This is the risk in reading other people's blogs. Bikram has done a great post on the Indian youth who took part in India's struggle for freedom and it inspired me to write something as well on the occasion of Children's day.
Not that I can talk from a grown up's point of view, never having grown up myself. I have grown older but still a child at heart.
Since I have lived in the western world for a few years, and I am quite immersed in the western culture by way of movies and books, I have wondered more than once how my life would have turned out had I grown up in the US or UK. It would have been different!
For example, I would not turn pink every time I talk to a pretty girl since social life even in school days is quite mixed in this culture! But alas, I went to a boys-only high school. There are a lot of other things too, like Indian schools have hardly any extra-curricular programs. Or so it was when I was in school. These days with the sprouting of private schools everywhere and the evolving curriculum things are changing a little.
Then there are other things like learning to drive before you are 18, learning to dance, learning to throw a party etc. etc.

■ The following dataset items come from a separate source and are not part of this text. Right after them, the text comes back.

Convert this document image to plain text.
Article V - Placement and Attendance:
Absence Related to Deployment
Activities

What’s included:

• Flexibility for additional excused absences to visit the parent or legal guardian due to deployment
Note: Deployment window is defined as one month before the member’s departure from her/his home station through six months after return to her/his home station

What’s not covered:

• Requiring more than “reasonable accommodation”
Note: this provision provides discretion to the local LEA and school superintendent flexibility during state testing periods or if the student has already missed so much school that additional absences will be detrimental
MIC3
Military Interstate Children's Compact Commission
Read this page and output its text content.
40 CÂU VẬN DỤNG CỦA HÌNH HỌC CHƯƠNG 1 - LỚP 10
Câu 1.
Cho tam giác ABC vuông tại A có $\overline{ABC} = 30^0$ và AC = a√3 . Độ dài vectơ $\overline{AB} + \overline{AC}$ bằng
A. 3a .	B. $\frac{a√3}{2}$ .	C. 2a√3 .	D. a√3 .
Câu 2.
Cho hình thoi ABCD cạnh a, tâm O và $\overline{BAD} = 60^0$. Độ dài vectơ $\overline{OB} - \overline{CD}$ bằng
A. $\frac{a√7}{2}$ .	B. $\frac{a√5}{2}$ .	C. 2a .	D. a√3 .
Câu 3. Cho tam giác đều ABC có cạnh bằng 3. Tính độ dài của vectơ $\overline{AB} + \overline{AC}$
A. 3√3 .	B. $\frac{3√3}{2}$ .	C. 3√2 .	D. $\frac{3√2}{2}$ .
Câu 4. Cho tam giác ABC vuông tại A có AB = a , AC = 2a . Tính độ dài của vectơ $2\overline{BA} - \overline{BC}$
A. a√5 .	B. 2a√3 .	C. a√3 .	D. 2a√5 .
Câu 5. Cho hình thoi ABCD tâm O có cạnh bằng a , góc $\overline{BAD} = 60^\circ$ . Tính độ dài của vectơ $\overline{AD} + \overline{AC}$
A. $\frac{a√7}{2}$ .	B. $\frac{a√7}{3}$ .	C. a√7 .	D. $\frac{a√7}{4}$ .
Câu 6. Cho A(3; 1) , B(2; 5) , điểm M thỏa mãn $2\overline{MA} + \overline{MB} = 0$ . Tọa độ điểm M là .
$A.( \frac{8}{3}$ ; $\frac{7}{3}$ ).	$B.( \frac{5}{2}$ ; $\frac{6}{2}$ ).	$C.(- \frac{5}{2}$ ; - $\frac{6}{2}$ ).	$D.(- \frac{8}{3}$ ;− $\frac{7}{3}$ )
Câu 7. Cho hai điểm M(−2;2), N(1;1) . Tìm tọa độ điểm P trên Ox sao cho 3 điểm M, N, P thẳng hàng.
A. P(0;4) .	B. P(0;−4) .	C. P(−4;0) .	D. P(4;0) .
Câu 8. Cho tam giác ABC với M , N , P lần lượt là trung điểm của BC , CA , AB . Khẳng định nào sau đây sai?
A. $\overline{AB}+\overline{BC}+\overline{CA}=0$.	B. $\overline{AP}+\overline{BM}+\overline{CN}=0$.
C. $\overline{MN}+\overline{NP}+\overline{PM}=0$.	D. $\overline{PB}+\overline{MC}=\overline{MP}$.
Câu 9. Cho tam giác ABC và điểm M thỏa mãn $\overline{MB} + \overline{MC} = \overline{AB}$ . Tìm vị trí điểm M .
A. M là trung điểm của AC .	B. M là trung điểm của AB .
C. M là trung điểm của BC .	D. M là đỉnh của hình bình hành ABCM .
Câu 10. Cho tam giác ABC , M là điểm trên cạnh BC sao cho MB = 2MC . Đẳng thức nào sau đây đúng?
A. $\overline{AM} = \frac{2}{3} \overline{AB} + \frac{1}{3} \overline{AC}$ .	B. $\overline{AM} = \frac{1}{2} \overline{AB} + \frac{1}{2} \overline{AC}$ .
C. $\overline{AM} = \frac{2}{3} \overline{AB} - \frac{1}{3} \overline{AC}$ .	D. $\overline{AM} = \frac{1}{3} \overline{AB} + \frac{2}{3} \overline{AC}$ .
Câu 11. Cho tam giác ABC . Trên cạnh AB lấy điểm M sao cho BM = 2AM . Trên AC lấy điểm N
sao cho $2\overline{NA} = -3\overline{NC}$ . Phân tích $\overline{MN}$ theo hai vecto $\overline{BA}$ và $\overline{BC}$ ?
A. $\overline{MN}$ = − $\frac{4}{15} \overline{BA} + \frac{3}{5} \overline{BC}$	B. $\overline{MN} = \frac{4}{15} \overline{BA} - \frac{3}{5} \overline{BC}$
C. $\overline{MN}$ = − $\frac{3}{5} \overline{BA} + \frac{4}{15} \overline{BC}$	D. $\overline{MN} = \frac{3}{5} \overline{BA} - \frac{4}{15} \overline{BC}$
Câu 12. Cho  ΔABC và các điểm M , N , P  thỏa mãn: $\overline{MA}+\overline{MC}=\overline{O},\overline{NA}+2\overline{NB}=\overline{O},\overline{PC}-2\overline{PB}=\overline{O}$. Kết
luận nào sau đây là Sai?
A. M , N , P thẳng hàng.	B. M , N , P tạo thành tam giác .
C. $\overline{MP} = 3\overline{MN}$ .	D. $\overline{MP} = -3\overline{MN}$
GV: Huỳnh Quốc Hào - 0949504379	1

But then there is the flip side. There is no doubt that we had a hard life living in India and in a middle-class family. But that same condition taught me so much that I cannot begin to describe how much it contributed to the development of my character. The adverse conditions and hard life made me stronger physically and mentally. And even at that I cannot use the words "hard life" for my life without feeling a bit ashamed. My life was a patch of clover compared to what my dad started with and what a lot of Indian children didn't have and don't, even today.
Plus, I don't forget the things that I didn't learn not growing up in US. I didn't learn to drink beer, I never learnt to smoke, weed to me is still a form of vegetation that you need to root out, MJ for me was only Madan Jain. Those are some mighty important things never to learn.
So, on Children's Day I just wants to wish all the children in India a happy, healthy life and help them realize that they are really lucky to be growing up in one of the best, probably THE best culture in the world.